Ce travail de fourmi permet de déceler plus facilement des profils de joueurs pouvant passer inaperçus aux yeux d’autres cellules de recrutement ou sous-utilisés dans d’autres structures. Les cibles sont donc moins prisées et par conséquent, moins chères. Citons quelques exemples :
- Neal MAUPAY : acheté pour 2M€ à Saint-Etienne, vendu pour 15.5M€ à Brighton
- Said BENRAHMA : acheté pour 1.7M€ à Nice, vendu pour 23M€ à West Ham
- Ollie WATKINS : acheté pour 7.2M€ à Exeter, vendu pour 34M€ à Aston Villa
- Andre GRAY : acheté pour 620K€ à Luton, vendu pour 12.6M€ à Burnley
- Ezri KONSA : acheté pour 2.85M€ à Charlton, vendu pour 13.2M€ à Aston Villa
- Ivan TONEY : acheté pour 5.6M€ à Peterborough, valeur actuelle estimée à 35M€
- Rico HENRY : acheté pour 1.8M€ à Walsall, valeur actuelle estimée à 20M€
Si les joueurs cités ci-dessus ont vu leur valeur marchande exploser, c’est parce qu’ils ont été performants sur le terrain. Ils ont tous contribué, de près ou de loin, à l’ascension du Brentford FC en Premier League en 2020, une première depuis 1947. Seulement huit ans ont été nécessaires à Benham pour accéder à la Premier League, le championnat le plus populaire du monde.

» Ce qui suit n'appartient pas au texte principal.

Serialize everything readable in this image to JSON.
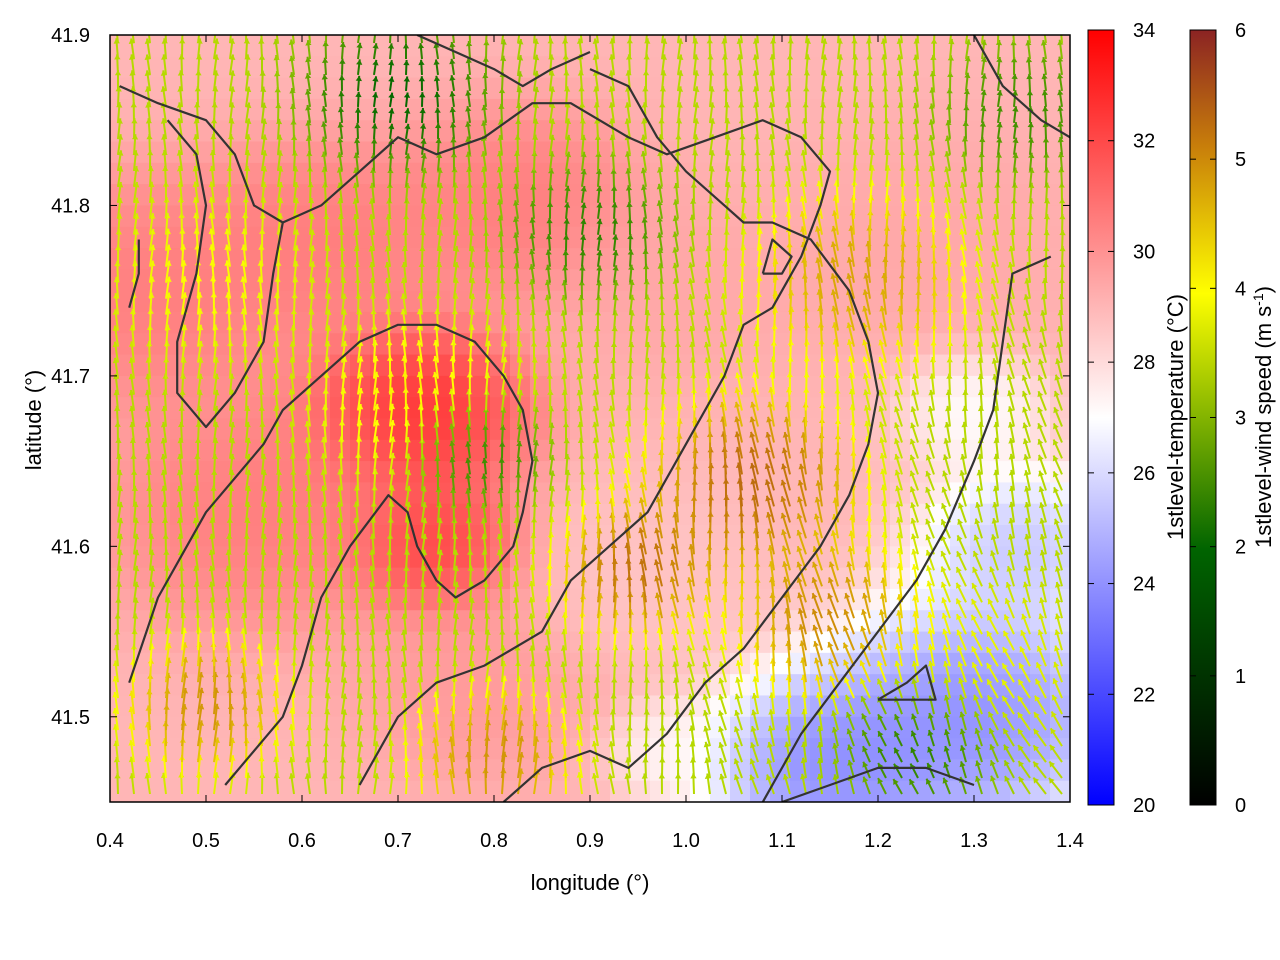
{
  "chart_data": {
    "type": "heatmap",
    "title": "",
    "xlabel": "longitude (°)",
    "ylabel": "latitude (°)",
    "xlim": [
      0.4,
      1.4
    ],
    "ylim": [
      41.45,
      41.9
    ],
    "x_ticks": [
      "0.4",
      "0.5",
      "0.6",
      "0.7",
      "0.8",
      "0.9",
      "1.0",
      "1.1",
      "1.2",
      "1.3",
      "1.4"
    ],
    "y_ticks": [
      "41.5",
      "41.6",
      "41.7",
      "41.8",
      "41.9"
    ],
    "grid": false,
    "overlays": [
      "vector field (wind arrows)",
      "contour lines"
    ],
    "colorbars": [
      {
        "label": "1stlevel-temperature (°C)",
        "range": [
          20,
          34
        ],
        "ticks": [
          "20",
          "22",
          "24",
          "26",
          "28",
          "30",
          "32",
          "34"
        ],
        "colors": [
          "#0000ff",
          "#ffffff",
          "#ff0000"
        ]
      },
      {
        "label_main": "1stlevel-wind speed (m s",
        "label_sup": "-1",
        "label_end": ")",
        "range": [
          0,
          6
        ],
        "ticks": [
          "0",
          "1",
          "2",
          "3",
          "4",
          "5",
          "6"
        ],
        "colors": [
          "#000000",
          "#006400",
          "#ffff00",
          "#c87e0a",
          "#8b2323"
        ]
      }
    ],
    "temperature_blobs": [
      {
        "lon": 0.45,
        "lat": 41.75,
        "temp": 31,
        "radius": 0.12
      },
      {
        "lon": 0.55,
        "lat": 41.62,
        "temp": 31,
        "radius": 0.12
      },
      {
        "lon": 0.72,
        "lat": 41.68,
        "temp": 33.5,
        "radius": 0.09
      },
      {
        "lon": 0.74,
        "lat": 41.6,
        "temp": 33,
        "radius": 0.07
      },
      {
        "lon": 0.62,
        "lat": 41.78,
        "temp": 31,
        "radius": 0.1
      },
      {
        "lon": 0.82,
        "lat": 41.8,
        "temp": 31,
        "radius": 0.1
      },
      {
        "lon": 0.78,
        "lat": 41.52,
        "temp": 30,
        "radius": 0.1
      },
      {
        "lon": 0.95,
        "lat": 41.58,
        "temp": 28.5,
        "radius": 0.1
      },
      {
        "lon": 1.0,
        "lat": 41.75,
        "temp": 29.5,
        "radius": 0.1
      },
      {
        "lon": 1.25,
        "lat": 41.78,
        "temp": 29.5,
        "radius": 0.12
      },
      {
        "lon": 1.3,
        "lat": 41.5,
        "temp": 22.5,
        "radius": 0.12
      },
      {
        "lon": 1.15,
        "lat": 41.47,
        "temp": 22.5,
        "radius": 0.1
      },
      {
        "lon": 1.35,
        "lat": 41.6,
        "temp": 24.5,
        "radius": 0.08
      },
      {
        "lon": 1.3,
        "lat": 41.68,
        "temp": 26.5,
        "radius": 0.06
      },
      {
        "lon": 0.98,
        "lat": 41.48,
        "temp": 27,
        "radius": 0.05
      }
    ],
    "wind_blobs": [
      {
        "lon": 1.07,
        "lat": 41.63,
        "speed": 5.9,
        "radius": 0.08
      },
      {
        "lon": 0.95,
        "lat": 41.58,
        "speed": 5.8,
        "radius": 0.06
      },
      {
        "lon": 1.15,
        "lat": 41.55,
        "speed": 5.5,
        "radius": 0.07
      },
      {
        "lon": 0.8,
        "lat": 41.47,
        "speed": 5.4,
        "radius": 0.06
      },
      {
        "lon": 1.18,
        "lat": 41.75,
        "speed": 5.2,
        "radius": 0.08
      },
      {
        "lon": 0.5,
        "lat": 41.5,
        "speed": 5.4,
        "radius": 0.06
      },
      {
        "lon": 0.72,
        "lat": 41.68,
        "speed": 4.3,
        "radius": 0.08
      },
      {
        "lon": 0.5,
        "lat": 41.75,
        "speed": 4.1,
        "radius": 0.08
      },
      {
        "lon": 1.3,
        "lat": 41.52,
        "speed": 4.0,
        "radius": 0.08
      },
      {
        "lon": 0.78,
        "lat": 41.65,
        "speed": 1.8,
        "radius": 0.05
      },
      {
        "lon": 0.7,
        "lat": 41.86,
        "speed": 1.5,
        "radius": 0.07
      },
      {
        "lon": 0.9,
        "lat": 41.78,
        "speed": 2.0,
        "radius": 0.06
      },
      {
        "lon": 1.25,
        "lat": 41.48,
        "speed": 1.8,
        "radius": 0.06
      },
      {
        "lon": 1.35,
        "lat": 41.85,
        "speed": 2.2,
        "radius": 0.06
      }
    ],
    "contours": [
      [
        [
          0.42,
          41.52
        ],
        [
          0.45,
          41.57
        ],
        [
          0.48,
          41.6
        ],
        [
          0.5,
          41.62
        ],
        [
          0.53,
          41.64
        ],
        [
          0.56,
          41.66
        ],
        [
          0.58,
          41.68
        ],
        [
          0.62,
          41.7
        ],
        [
          0.66,
          41.72
        ],
        [
          0.7,
          41.73
        ],
        [
          0.74,
          41.73
        ],
        [
          0.78,
          41.72
        ],
        [
          0.81,
          41.7
        ],
        [
          0.83,
          41.68
        ],
        [
          0.84,
          41.65
        ],
        [
          0.83,
          41.62
        ],
        [
          0.82,
          41.6
        ],
        [
          0.79,
          41.58
        ],
        [
          0.76,
          41.57
        ],
        [
          0.74,
          41.58
        ],
        [
          0.72,
          41.6
        ],
        [
          0.71,
          41.62
        ],
        [
          0.69,
          41.63
        ],
        [
          0.65,
          41.6
        ],
        [
          0.62,
          41.57
        ],
        [
          0.6,
          41.53
        ],
        [
          0.58,
          41.5
        ],
        [
          0.55,
          41.48
        ],
        [
          0.52,
          41.46
        ]
      ],
      [
        [
          0.66,
          41.46
        ],
        [
          0.7,
          41.5
        ],
        [
          0.74,
          41.52
        ],
        [
          0.79,
          41.53
        ],
        [
          0.85,
          41.55
        ],
        [
          0.88,
          41.58
        ],
        [
          0.92,
          41.6
        ],
        [
          0.96,
          41.62
        ],
        [
          1.0,
          41.66
        ],
        [
          1.04,
          41.7
        ],
        [
          1.06,
          41.73
        ],
        [
          1.09,
          41.74
        ],
        [
          1.12,
          41.77
        ],
        [
          1.14,
          41.8
        ],
        [
          1.15,
          41.82
        ],
        [
          1.12,
          41.84
        ],
        [
          1.08,
          41.85
        ],
        [
          1.03,
          41.84
        ],
        [
          0.98,
          41.83
        ],
        [
          0.94,
          41.84
        ],
        [
          0.88,
          41.86
        ],
        [
          0.84,
          41.86
        ],
        [
          0.79,
          41.84
        ],
        [
          0.74,
          41.83
        ],
        [
          0.7,
          41.84
        ],
        [
          0.66,
          41.82
        ],
        [
          0.62,
          41.8
        ],
        [
          0.58,
          41.79
        ],
        [
          0.55,
          41.8
        ],
        [
          0.53,
          41.83
        ],
        [
          0.5,
          41.85
        ],
        [
          0.45,
          41.86
        ],
        [
          0.41,
          41.87
        ]
      ],
      [
        [
          0.46,
          41.85
        ],
        [
          0.49,
          41.83
        ],
        [
          0.5,
          41.8
        ],
        [
          0.49,
          41.76
        ],
        [
          0.47,
          41.72
        ],
        [
          0.47,
          41.69
        ],
        [
          0.5,
          41.67
        ],
        [
          0.53,
          41.69
        ],
        [
          0.56,
          41.72
        ],
        [
          0.57,
          41.76
        ],
        [
          0.58,
          41.79
        ]
      ],
      [
        [
          0.81,
          41.45
        ],
        [
          0.85,
          41.47
        ],
        [
          0.9,
          41.48
        ],
        [
          0.94,
          41.47
        ],
        [
          0.98,
          41.49
        ],
        [
          1.02,
          41.52
        ],
        [
          1.06,
          41.54
        ],
        [
          1.1,
          41.57
        ],
        [
          1.14,
          41.6
        ],
        [
          1.17,
          41.63
        ],
        [
          1.19,
          41.66
        ],
        [
          1.2,
          41.69
        ],
        [
          1.19,
          41.72
        ],
        [
          1.17,
          41.75
        ],
        [
          1.13,
          41.78
        ],
        [
          1.09,
          41.79
        ],
        [
          1.06,
          41.79
        ],
        [
          1.04,
          41.8
        ],
        [
          1.0,
          41.82
        ],
        [
          0.97,
          41.84
        ],
        [
          0.94,
          41.87
        ],
        [
          0.9,
          41.88
        ]
      ],
      [
        [
          1.08,
          41.45
        ],
        [
          1.12,
          41.49
        ],
        [
          1.16,
          41.52
        ],
        [
          1.2,
          41.55
        ],
        [
          1.24,
          41.58
        ],
        [
          1.27,
          41.61
        ],
        [
          1.3,
          41.65
        ],
        [
          1.32,
          41.68
        ],
        [
          1.33,
          41.72
        ],
        [
          1.34,
          41.76
        ],
        [
          1.38,
          41.77
        ]
      ],
      [
        [
          1.1,
          41.45
        ],
        [
          1.15,
          41.46
        ],
        [
          1.2,
          41.47
        ],
        [
          1.25,
          41.47
        ],
        [
          1.3,
          41.46
        ]
      ],
      [
        [
          1.2,
          41.51
        ],
        [
          1.23,
          41.52
        ],
        [
          1.25,
          41.53
        ],
        [
          1.26,
          41.51
        ],
        [
          1.22,
          41.51
        ],
        [
          1.2,
          41.51
        ]
      ],
      [
        [
          1.08,
          41.76
        ],
        [
          1.1,
          41.76
        ],
        [
          1.11,
          41.77
        ],
        [
          1.09,
          41.78
        ],
        [
          1.08,
          41.76
        ]
      ],
      [
        [
          0.72,
          41.9
        ],
        [
          0.76,
          41.89
        ],
        [
          0.8,
          41.88
        ],
        [
          0.83,
          41.87
        ],
        [
          0.86,
          41.88
        ],
        [
          0.9,
          41.89
        ]
      ],
      [
        [
          1.3,
          41.9
        ],
        [
          1.33,
          41.87
        ],
        [
          1.37,
          41.85
        ],
        [
          1.4,
          41.84
        ]
      ],
      [
        [
          0.42,
          41.74
        ],
        [
          0.43,
          41.76
        ],
        [
          0.43,
          41.78
        ]
      ]
    ]
  }
}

En seulement dix ans, Matthew Benham a sauvé son club de la faillite pour passer de la troisième division anglaise à la Premier League, il a construit son propre stade et la valeur du club est aujourd’hui estimée à plus de 300 millions de dollars… pour un investissement de 700 000$ au départ. Il a multiplié sa mise de départ par 420, tout cela en partie grâce à l’utilisation méthodique de la data.